1.  Agree or disagree that "differences in income in [country] are too large."
2.  Agree or disagree that "it is the responsibility of the government to reduce differences in income between people with high income and those with low incomes." [the 1999 question]
3.  Agree or disagree that "the government should provide a decent standard of living for the unemployed."
4.  Agree or disagree that "the government should spend less on benefits to the poor."
5.  "Do you think people with high incomes should pay a larger share of their income in taxes than those with low incomes, the same share, or a smaller share?"
6.  "Generally, how would you describe taxes in [country] today for those  with high incomes?  ... much too high, too high, about right, too low, much too low"
7.  "Is it just or unjust--right or wrong--that people with high incomes can buy better health care than people with lower incomes?"
8.  "Is it just or unjust--right or wrong--that people with high incomes can buy better education for their children than people with lower incomes."
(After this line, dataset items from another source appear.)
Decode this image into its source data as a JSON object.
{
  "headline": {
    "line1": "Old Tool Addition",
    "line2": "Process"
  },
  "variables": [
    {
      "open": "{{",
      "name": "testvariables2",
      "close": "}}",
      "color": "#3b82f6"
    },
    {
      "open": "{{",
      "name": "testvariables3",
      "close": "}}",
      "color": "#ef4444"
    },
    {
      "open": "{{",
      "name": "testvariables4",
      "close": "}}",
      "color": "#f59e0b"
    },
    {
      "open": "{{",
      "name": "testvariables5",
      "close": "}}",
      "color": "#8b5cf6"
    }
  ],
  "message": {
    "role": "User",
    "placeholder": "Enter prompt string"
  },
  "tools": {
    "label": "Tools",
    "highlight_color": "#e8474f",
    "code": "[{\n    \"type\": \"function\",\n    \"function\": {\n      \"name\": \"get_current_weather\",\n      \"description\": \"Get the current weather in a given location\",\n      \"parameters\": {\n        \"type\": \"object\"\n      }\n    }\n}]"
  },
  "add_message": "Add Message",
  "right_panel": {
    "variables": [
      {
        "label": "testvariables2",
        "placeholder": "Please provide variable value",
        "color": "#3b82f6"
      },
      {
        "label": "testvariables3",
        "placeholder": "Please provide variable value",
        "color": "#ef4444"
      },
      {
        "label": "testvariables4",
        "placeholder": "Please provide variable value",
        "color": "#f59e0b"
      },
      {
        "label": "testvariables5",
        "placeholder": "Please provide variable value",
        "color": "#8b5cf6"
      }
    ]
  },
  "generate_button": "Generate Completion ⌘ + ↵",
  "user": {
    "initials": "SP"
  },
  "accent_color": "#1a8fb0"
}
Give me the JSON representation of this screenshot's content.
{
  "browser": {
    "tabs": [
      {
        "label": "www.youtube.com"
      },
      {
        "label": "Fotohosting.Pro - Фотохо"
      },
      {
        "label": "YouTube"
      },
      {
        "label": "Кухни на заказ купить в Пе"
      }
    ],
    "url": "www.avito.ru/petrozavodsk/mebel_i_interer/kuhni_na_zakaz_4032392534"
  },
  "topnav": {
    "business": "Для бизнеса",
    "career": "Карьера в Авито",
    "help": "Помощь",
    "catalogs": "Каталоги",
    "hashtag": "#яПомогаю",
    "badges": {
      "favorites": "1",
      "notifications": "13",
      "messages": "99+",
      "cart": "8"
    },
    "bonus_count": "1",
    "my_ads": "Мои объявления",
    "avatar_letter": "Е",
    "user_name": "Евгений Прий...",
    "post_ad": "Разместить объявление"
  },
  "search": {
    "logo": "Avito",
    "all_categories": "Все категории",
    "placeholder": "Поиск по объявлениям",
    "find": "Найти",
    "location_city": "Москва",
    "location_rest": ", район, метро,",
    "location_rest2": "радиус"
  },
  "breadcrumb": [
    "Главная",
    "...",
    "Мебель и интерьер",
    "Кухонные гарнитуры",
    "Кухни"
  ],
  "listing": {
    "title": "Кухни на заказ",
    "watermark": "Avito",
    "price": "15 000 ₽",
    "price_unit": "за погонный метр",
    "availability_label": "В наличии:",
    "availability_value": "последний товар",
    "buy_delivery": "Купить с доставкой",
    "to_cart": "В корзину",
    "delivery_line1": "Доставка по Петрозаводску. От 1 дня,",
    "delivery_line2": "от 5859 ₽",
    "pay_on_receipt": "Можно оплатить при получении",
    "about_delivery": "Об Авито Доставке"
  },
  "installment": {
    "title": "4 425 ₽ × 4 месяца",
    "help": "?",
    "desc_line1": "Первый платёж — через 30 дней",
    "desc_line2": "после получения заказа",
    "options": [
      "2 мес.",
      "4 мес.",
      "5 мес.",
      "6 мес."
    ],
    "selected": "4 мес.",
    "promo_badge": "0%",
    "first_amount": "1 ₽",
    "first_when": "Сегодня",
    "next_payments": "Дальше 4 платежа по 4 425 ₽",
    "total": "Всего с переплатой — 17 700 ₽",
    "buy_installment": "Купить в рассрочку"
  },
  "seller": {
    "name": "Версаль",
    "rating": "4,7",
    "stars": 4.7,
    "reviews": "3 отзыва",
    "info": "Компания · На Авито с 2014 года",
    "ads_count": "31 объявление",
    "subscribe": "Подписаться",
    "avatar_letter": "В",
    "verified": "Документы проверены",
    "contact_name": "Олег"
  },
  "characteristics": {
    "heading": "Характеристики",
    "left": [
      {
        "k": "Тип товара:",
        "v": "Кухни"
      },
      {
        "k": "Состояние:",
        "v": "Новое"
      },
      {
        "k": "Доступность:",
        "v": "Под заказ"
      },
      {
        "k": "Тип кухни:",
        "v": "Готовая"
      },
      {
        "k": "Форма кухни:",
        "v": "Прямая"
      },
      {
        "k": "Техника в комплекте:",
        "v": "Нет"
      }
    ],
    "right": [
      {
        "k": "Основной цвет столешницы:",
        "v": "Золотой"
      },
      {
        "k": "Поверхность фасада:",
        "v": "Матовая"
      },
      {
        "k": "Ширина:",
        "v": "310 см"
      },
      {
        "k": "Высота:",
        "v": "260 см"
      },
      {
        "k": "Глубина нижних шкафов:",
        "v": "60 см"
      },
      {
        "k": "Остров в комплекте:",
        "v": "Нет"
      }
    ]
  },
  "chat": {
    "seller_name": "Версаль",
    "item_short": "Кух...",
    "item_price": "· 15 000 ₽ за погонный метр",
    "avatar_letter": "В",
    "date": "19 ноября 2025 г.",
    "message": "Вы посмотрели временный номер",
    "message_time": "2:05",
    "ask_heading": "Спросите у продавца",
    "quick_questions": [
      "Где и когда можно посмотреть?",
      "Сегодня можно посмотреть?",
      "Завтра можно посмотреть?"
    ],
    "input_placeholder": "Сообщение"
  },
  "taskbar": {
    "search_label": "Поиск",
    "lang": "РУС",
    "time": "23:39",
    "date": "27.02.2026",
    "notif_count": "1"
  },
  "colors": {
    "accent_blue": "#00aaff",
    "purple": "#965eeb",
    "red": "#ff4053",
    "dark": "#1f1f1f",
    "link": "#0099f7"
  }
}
Overall, the United States is one of the least egalitarian nations, but there are differences among the questions.  I give the standardized scores, which are comparable across questions, with higher meaning less egalitarian:

2.83  government responsibility to reduce differences
2.20  government should provide for unemployed

1.27 differences in income are too large
*1.00 people with high incomes should pay a larger share in taxes

0.75  unjust buy better education
0.69 unjust buy better health
0.45 spend less on poor
*0.15 taxes for those with high incomes

The two items with asterisks involve the rich.  Americans are less favorable to "soaking the rich" than average, but the differences aren't that big--in fact, Americans are barely different from the average in views about whether taxes for people with high incomes are too high or too low.   The American mean is  3.29 and the mean for all nations is 3.34 on a scale of 1-5, with 3 meaning about right and higher scores meaning too low).

Where the United States really stands out is the two questions that mention the government's responsibility.